BUNKER PRICES: Tariff Tensions Send Global VLSFO Prices to 3 1/2-Year Low

by Ship & Bunker News Team
Monday April 7, 2025

A sharp selloff in commodity prices at the end of last week following new announcements on tariffs sent global VLSFO prices to the lowest level in three and a half years.

Ship & Bunker's G20-VLSFO Index of prices across 20 leading bunkering ports lost $13.50/mt to $548.50/mt on Friday, reaching its lowest level since September 2021.

The Trump Administration announced widespread tariffs on imports from almost every country trading with the US late on Wednesday, raising the prospect of a significant slowdown in global trade. On Friday China announced a retaliatory 34% tariff on its imports from the US.

"We cautiously assess that we are approaching a market bottom, but the crisis has developed rapidly and unpredictably," hedging firm GRM said in an emailed note on Monday. 

"Worse yet, no one but Trump himself can halt the negative spiral—and Trump has not recognized the severity of the situation."

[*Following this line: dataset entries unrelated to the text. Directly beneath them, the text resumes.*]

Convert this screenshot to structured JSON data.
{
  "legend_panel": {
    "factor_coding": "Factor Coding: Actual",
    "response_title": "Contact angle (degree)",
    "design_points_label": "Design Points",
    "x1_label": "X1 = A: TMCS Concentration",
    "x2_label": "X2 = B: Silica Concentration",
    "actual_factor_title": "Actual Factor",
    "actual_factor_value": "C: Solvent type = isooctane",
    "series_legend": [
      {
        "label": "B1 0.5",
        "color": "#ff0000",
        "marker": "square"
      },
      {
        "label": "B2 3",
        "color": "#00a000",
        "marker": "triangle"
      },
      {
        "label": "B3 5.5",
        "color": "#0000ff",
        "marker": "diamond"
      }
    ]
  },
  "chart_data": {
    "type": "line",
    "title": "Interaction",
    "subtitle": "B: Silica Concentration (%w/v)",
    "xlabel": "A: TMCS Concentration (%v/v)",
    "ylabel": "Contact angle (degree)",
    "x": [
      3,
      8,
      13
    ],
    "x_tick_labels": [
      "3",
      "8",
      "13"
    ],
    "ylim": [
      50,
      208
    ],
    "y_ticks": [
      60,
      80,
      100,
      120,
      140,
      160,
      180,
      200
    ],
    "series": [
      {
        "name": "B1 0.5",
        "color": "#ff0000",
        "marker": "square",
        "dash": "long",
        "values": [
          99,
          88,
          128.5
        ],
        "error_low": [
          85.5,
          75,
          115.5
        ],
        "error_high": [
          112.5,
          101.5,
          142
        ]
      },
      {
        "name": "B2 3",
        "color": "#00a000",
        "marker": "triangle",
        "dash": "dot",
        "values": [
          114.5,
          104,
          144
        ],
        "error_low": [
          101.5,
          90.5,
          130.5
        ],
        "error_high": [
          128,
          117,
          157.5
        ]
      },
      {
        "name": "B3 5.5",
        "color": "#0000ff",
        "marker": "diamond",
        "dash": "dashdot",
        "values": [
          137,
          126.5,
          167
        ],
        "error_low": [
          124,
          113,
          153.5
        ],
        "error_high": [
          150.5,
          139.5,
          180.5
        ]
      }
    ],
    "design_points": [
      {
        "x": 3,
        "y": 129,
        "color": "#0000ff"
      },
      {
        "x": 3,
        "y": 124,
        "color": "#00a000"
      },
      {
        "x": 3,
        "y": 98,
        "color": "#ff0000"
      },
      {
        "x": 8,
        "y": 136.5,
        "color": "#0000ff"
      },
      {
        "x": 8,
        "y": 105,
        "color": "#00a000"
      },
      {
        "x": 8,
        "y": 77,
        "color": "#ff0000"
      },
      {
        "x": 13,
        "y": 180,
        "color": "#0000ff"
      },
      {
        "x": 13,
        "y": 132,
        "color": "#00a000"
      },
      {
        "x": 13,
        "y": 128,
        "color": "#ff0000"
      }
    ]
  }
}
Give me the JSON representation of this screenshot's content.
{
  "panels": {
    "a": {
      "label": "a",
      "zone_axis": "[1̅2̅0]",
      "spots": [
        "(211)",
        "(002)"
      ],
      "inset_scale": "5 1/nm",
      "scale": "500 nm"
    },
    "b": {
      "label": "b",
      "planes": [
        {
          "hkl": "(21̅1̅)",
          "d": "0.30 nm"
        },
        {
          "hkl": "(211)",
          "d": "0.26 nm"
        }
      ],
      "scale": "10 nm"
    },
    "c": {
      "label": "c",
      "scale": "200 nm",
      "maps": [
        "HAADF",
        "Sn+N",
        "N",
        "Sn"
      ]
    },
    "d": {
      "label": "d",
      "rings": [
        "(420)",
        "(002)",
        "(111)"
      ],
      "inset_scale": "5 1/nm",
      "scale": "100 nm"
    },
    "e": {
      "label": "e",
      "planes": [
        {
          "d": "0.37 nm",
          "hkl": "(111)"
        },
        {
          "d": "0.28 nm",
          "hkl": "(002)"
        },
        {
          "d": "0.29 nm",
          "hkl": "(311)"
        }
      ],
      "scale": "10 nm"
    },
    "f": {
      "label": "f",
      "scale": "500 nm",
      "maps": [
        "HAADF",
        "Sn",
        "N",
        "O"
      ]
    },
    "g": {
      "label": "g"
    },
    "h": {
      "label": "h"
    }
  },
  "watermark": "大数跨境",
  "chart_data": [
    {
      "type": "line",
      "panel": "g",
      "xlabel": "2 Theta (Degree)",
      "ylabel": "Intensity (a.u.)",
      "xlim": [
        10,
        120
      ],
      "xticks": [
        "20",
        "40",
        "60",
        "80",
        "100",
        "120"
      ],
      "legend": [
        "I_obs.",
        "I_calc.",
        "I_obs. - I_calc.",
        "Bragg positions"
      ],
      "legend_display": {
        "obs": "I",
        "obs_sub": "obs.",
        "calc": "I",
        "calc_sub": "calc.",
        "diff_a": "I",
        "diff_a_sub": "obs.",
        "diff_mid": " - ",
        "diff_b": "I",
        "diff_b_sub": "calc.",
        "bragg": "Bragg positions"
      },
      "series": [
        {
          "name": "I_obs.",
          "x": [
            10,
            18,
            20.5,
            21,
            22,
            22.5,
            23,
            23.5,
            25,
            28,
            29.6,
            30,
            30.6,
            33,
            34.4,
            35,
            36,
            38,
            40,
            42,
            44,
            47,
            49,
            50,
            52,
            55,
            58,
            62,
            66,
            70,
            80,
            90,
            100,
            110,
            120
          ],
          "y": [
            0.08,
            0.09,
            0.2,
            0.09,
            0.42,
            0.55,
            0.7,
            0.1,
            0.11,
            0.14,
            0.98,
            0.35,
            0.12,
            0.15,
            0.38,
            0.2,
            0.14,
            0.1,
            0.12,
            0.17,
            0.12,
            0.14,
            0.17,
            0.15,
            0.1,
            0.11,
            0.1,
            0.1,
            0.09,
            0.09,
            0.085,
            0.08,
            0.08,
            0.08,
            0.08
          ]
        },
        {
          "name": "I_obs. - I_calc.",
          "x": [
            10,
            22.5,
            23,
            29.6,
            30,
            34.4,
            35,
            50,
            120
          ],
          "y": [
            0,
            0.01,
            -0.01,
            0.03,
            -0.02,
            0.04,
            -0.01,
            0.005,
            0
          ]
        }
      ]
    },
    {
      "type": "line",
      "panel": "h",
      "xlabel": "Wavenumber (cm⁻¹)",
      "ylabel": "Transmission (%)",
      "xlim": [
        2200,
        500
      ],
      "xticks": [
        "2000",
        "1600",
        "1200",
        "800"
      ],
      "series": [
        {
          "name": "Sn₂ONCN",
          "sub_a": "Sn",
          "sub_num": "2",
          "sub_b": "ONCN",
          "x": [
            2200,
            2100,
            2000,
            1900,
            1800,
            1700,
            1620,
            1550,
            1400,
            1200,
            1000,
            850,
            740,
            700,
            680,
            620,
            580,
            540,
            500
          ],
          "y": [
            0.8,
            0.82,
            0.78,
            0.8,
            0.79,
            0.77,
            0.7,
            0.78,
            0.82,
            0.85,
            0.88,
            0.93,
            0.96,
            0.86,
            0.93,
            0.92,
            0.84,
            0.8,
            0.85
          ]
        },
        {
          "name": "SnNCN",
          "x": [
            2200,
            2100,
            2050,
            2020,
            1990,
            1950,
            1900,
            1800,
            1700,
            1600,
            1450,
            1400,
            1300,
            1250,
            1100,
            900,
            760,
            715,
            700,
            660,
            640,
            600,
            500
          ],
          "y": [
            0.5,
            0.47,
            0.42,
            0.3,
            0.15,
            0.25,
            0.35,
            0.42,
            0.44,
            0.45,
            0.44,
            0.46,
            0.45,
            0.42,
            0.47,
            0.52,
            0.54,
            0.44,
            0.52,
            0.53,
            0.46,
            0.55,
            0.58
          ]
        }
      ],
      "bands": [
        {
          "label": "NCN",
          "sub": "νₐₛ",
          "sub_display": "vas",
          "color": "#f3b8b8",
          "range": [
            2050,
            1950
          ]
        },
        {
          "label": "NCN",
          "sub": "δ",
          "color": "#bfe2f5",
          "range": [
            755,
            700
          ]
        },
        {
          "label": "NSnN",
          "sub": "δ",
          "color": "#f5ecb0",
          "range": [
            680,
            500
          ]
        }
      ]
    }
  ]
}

Friday's bunker prices will largely only reflect Thursday's moves in the wider oil market, meaning further sharp declines are likely as new pricing information comes in on Monday morning. 

The G20-HSFO Index sank by $13/mt to $482/mt, while the G20-MGO Index dropped by $21/mt to $735/mt.

ICE Brent crude futures fell by $4.56/bl to $65.58/bl on Friday, having fallen by $4.81/bl the previous day.

VLSFO prices at the top four ports followed a negative trend. At Singapore prices lost $21/mt to $515.50/mt, at Rotterdam they fell by $27/mt to $470.50/mt, at Fujairah they declined by $22/mt to $509.50/mt, and at Houston they sank by $20.50/mt to $502/mt.

On Monday morning Brent futures were trading down by $1.70/bl from the previous session's close at $63.88/bl as of 5:58 AM in London. In metric tonne terms that would be equivalent to a $12.80/mt fall on the day in bunker prices.

VLSFO price moves tend to lag rapid moves in the crude market as suppliers with hedging in place seek to resist pressure to lower their prices in line with crude futures. But those suppliers without hedging will be in a more vulnerable position, and buyers with optionality around where their vessels bunker will be looking out for these suppliers this week to find the lowest possible prices.